Note: For nested software pipelines, the inner software pipeline will be generated first, which may affect the number of the direct children of the outer loop. In this case, the annotations for the outer software pipeline should include the result of the inner software pipeline, which is the three blocks as discussed above.
| Pass tvm::s_tir::transform::InjectVirtualThread | ( | ) |
Inject virtual thread loops.
| Pass tvm::s_tir::transform::LiftThreadBinding | ( | ) |
Lift the same thread bindings to their LCA loops.
| Pass tvm::s_tir::transform::LoopPartition | ( | ) |
partition loops in the stmt.
| Pass tvm::s_tir::transform::LowerAutoCopy | ( | ) |
Automatically do memory optimizations for auto copy blocks.
| Pass tvm::s_tir::transform::LowerCrossThreadReduction | ( | ) |
Lower cross-thread reduction from thread bindings to intrinsic function calls.
| Pass tvm::s_tir::transform::LowerInitBlock | ( | ) |
Lower block init stmt into IfThenElse stmts.
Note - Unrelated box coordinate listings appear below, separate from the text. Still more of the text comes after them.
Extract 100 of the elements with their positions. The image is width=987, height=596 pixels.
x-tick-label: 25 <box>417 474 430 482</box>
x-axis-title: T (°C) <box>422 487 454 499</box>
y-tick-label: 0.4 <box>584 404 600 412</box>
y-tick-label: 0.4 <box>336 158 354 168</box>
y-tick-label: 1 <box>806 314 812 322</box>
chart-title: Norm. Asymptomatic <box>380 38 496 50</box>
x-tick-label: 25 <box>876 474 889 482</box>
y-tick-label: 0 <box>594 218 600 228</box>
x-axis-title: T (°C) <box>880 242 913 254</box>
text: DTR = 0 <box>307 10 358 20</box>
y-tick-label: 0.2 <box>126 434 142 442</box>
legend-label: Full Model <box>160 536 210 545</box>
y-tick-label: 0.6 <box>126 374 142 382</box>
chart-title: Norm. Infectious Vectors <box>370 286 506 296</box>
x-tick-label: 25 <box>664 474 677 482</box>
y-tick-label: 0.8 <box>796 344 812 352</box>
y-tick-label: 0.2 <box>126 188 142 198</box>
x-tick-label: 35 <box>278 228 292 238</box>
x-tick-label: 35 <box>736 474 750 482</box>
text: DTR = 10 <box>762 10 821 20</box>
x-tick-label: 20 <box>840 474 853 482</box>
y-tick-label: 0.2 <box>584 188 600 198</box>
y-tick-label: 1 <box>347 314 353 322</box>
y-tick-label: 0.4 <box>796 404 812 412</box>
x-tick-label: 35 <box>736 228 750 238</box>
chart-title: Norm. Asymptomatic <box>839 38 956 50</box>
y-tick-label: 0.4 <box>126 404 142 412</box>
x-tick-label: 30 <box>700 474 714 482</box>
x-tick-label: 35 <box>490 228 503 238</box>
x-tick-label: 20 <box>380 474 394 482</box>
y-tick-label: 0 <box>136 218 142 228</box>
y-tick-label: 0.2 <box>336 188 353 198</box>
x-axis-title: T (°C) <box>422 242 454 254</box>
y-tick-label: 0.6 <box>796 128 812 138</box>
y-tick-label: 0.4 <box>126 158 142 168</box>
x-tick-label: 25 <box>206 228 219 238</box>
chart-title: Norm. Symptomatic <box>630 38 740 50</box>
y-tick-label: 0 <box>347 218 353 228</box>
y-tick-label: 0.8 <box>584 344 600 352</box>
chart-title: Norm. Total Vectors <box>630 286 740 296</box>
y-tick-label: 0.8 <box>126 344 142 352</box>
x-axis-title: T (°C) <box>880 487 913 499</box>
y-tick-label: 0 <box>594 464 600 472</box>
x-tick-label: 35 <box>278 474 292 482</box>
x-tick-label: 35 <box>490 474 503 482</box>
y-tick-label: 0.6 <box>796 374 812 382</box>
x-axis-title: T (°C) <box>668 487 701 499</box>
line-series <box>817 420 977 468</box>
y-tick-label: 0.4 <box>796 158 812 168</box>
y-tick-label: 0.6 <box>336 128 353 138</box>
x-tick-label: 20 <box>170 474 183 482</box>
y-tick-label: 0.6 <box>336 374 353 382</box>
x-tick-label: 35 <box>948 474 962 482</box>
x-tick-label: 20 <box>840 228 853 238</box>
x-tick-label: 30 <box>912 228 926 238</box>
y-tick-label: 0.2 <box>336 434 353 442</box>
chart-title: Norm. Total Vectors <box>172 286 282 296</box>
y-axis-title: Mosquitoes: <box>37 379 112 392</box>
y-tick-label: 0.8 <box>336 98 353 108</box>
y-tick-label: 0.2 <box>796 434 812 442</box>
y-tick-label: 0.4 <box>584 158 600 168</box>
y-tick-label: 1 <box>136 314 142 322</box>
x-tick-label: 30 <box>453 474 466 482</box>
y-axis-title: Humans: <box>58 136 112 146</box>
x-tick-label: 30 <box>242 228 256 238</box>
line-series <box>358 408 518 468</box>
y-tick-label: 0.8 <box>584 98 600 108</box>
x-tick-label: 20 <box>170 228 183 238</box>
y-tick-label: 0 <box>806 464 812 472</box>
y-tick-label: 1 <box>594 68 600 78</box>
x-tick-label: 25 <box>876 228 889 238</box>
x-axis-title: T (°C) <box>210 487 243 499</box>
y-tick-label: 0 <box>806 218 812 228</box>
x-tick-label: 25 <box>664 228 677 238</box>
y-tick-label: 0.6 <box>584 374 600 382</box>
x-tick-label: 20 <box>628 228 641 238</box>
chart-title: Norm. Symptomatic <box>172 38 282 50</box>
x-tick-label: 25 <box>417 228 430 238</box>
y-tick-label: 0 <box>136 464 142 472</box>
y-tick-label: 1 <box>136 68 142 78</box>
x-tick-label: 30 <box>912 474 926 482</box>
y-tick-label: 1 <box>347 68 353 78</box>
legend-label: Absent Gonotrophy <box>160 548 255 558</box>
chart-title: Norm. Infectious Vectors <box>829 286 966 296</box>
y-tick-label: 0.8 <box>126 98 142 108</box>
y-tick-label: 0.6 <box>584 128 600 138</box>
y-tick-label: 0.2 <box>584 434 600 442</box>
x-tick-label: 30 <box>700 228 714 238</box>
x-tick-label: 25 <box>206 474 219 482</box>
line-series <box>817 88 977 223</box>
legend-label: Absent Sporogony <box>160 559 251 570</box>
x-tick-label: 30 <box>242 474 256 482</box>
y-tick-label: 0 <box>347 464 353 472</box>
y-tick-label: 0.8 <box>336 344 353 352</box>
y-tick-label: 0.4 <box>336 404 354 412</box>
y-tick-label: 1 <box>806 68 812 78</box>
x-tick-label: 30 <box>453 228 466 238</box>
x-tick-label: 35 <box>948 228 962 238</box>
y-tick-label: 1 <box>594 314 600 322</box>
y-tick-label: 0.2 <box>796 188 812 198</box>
| Pass tvm::s_tir::transform::LowerMatchBuffer | ( | ) |
Remove match buffers inside the block. Also, it will validate the binding.
| Pass tvm::s_tir::transform::LowerOpaqueBlock | ( | ) |
Remove the block to ensure that the TIR can not be scheduled again.
| Pass tvm::s_tir::transform::ManifestSharedMemoryLocalStage | ( | ) |
Add the explicit local stage for the shared memory access on GPU.
| Pass tvm::s_tir::transform::PlanAndUpdateBufferAllocationLocation | ( | ) |
Locate the buffer allocation to the exact position (usually is the lca of buffer access). This pass will inject opaque block with alloc_buffers at the allocation site.
| Pass tvm::s_tir::transform::TransformMmaBufferLayout | ( | ) |
Transform Mma scope (m16n8k8.matrixA/B/C) to local scope with layout transformation.
| Pass tvm::s_tir::transform::UnifyThreadBinding | ( | ) |
Unify all the thread bindings for "blockIdx.x/y/z", "threadIdx.x/y/z", and "vthread.x/y/z". Before the unification, two vars that are bound to a thread axis (e.g., "threadIdx.x") use different IterVars and variables in their AttrStmts. After the unification, we use a consolidated IterVar and a variable for them.
vthread is a legacy behavior that will be deprecated, though thread bindings of vthread are still also unified in this pass. Please use vthread.x, vthread.y and vthread.z instead.